Depending on the characteristics of this theory, it attractor map of W to the original image to compress which can obtained through any initial image form in accordance apply map W.

 

Listless Speck

Listless Speck refers to partitioning embedded block. Note that the same rules of split block used by LSK are also used by Speck, through the tagging of all initial pixels each sub band Ranges. In order to illustrate the work Listless Speck by tacking the following: -

a.   Storage

b.   Initialization

c.   Encoder Algorithm

In this method, the main encoder algorithm is performed every bit plane, b, a beginner with B, and decreased to 0. Here in the algorithm, there are three tracks are as follows:

1.   Pass the little pixels

2.   Pass a small set

3.   Pass Refinement. Where each bit plane, Importance level is given by

Moreover, we can start by passing the little pixels, and identify important new elements and mark as MNP. When you move to the next item, this can be described as a mark [i]=MIP When the mark is MNP on the elements in the state array

Note here the increased memory requirements and the main objective of this lies in the use of signs of table markers

Decompression Process

After the completion of the process of the compression of medical images and fulfilling, the goal of compression requires us to reverse process to remove the compression from medical images a process very easy. Therefore, we must get rid of fractal parameter and get the image, through this process the original image is obtained, By LSK decoding we get decompressed through transmission of fractal the approximation and Different image.

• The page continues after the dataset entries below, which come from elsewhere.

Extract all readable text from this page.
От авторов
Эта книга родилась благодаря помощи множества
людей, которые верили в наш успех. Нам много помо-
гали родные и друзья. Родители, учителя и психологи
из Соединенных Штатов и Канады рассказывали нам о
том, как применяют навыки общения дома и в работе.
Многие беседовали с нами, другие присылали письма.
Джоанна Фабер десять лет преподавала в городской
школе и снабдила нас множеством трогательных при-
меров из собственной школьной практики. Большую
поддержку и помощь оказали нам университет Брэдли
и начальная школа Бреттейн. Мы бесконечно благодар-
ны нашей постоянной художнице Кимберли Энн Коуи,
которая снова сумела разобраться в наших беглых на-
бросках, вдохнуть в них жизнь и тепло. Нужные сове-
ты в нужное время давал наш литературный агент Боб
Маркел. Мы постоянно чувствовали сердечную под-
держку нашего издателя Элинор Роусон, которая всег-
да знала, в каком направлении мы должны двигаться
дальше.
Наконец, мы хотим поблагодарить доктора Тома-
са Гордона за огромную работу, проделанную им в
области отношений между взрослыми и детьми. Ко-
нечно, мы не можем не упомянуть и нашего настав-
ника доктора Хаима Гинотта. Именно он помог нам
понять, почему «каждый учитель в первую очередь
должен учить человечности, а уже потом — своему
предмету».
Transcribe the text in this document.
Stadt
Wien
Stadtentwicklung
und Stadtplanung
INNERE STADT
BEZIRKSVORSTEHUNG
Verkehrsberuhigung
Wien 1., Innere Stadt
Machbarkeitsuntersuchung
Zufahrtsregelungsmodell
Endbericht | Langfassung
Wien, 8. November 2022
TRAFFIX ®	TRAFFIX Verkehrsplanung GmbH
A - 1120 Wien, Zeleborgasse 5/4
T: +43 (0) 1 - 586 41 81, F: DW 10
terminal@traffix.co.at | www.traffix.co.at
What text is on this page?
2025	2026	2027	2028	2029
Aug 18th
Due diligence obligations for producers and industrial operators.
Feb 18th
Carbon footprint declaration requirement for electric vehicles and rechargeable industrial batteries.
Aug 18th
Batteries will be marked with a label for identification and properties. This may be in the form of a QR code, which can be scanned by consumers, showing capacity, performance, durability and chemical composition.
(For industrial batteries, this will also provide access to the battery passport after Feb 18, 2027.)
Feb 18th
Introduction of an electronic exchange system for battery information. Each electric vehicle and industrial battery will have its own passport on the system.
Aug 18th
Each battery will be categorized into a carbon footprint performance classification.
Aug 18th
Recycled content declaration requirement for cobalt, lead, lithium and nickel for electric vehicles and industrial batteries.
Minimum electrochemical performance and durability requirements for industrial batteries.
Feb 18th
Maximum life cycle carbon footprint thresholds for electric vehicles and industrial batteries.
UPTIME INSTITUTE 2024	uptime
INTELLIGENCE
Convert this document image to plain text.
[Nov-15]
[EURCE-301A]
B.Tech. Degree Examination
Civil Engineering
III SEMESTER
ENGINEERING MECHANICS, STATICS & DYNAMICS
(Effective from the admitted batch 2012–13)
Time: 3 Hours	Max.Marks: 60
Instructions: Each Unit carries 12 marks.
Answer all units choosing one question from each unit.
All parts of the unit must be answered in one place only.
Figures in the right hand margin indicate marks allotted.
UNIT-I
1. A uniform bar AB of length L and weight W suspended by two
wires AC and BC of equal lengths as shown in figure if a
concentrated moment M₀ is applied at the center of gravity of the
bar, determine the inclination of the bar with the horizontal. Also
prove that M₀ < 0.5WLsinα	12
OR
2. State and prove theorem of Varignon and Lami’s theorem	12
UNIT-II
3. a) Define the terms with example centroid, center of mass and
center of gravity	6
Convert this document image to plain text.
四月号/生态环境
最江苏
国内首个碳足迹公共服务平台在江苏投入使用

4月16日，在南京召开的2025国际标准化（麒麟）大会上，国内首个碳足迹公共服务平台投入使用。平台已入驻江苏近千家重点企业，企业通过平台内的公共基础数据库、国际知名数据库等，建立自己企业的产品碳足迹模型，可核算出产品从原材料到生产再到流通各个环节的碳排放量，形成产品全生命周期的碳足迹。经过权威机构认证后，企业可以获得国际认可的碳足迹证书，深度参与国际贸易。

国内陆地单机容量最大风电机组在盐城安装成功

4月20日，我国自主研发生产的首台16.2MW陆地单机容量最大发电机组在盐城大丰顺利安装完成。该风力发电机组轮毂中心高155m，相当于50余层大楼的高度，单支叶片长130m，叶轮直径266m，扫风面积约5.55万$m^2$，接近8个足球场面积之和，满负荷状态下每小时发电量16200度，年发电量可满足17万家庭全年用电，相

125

The application of medical images, coding in the area of telemedicine in this research with compression system. When the user begins the selection the ROI, start the ROI coding, by using fractal encoding the select similar groups in the input medical image, Well, when we use LSK encoder. We get ROIs different are encoded, In the end, all encoded data gathered through the integration of all ROI medical image data that is encoded, as well as similar blocks different blocks. The focus should be on that medical images used in pressure is not deformed after compression. The methods proposed in this paper have a high proportion of pressure when compared with the techniques used in the past, In addition to technology Fractal, LSK and Context tree faster and more accurate than the previous techniques.